Mit künstlicher Intelligenz gegen die Lebensmittelverschwendung

Die Hochschule Augsburg startet gemeinsam mit anderen Partnern das dreijährige Förderprojekt REIF gegen die Lebensmittelverschwendung.

Mit künstlicher Intelligenz gegen die Lebensmittelverschwendung

Jedes Jahr werden in Deutschland etwa elf Millionen Tonnen Lebensmittel bereits während des Herstellungsprozesses entlang der Wertschöpfungskette vernichtet. Sie landen im Abfall, noch bevor sie zum Endverbraucher gelangen. Dadurch kommt es nicht nur zu wirtschaftlichen Verlusten, sondern auch zu Umwelt- und Klimaschäden. Das Förderprojekt „REIF – Ressource-efficient, Economic and Intelligent Foodchain“ setzt sich zum Ziel, die Verschwendung in der Lebensmittelindustrie zu minimieren – mithilfe des Einsatzes von Künstlicher Intelligenz (KI). Die Umsetzungsphase des Forschungsvorhabens hat jetzt begonnen.
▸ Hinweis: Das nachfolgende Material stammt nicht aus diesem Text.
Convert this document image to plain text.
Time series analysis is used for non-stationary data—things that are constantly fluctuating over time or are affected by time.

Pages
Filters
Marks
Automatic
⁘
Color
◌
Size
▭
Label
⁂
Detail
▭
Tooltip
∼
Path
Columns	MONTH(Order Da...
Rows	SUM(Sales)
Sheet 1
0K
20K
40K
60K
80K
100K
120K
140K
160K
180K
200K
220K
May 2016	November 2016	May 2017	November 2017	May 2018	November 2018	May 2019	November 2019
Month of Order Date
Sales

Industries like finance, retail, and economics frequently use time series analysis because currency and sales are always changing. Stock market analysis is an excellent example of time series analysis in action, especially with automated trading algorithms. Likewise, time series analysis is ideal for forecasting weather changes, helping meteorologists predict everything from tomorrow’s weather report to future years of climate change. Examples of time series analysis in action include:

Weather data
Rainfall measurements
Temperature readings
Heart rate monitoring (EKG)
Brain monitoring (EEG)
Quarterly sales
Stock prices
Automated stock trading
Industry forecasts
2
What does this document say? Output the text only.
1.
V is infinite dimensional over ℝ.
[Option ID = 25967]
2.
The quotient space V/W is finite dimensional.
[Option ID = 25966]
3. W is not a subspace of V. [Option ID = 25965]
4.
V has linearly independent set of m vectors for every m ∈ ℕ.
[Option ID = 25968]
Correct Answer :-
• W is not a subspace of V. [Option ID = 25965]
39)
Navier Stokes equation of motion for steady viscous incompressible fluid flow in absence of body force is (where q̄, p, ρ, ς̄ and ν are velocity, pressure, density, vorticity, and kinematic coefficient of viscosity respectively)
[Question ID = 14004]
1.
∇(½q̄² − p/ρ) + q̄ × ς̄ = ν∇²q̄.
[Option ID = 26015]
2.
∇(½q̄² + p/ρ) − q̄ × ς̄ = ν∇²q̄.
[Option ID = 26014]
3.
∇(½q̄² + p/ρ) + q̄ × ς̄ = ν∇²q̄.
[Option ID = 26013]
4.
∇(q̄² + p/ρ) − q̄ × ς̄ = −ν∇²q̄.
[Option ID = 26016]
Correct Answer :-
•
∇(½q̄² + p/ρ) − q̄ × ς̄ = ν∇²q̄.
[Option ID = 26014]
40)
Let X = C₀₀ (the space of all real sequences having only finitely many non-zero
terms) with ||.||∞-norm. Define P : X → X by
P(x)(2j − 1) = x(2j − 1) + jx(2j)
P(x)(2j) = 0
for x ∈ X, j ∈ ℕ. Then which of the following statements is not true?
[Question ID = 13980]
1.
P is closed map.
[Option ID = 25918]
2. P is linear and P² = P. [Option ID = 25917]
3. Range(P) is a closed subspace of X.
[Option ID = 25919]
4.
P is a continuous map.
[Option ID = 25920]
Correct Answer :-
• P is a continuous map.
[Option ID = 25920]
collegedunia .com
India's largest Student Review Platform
Im Rahmen des Projekts werden in den kommenden drei Jahren Potenziale der Verschwendungsreduzierung mittels KI in den Branchen Molkerei, Fleisch und Backwaren erarbeitet. Angestrebt wird dabei eine Reduzierung der Lebensmittelverluste um bis zu 90 Prozent. Um dieses Ziel zu erreichen, sind entlang der Wertschöpfungskette zwei Punkte entscheidend: die Minimierung von Überproduktion und die Vermeidung von Ausschuss. Wo konventionelle Technologien an ihre Grenzen stoßen, könnte Künstliche Intelligenz innovative Lösungsansätze bieten. Beispielsweise kann mit Hilfe von KI die Nachfrage der Konsumenten genauer prognostiziert werden oder die Produktionsinfrastruktur dazu befähigt werden, kurzfristig sowohl auf schwankende Nachfrage als auch auf die schwankende Rohstoffqualität zu reagieren. Am Projekt beteiligt sind insgesamt 18 Partner aus Industrie, Verbänden und Forschung, sowie 12 Projektpartner – vom bekannten Markenhersteller bis zum jungen Start-up.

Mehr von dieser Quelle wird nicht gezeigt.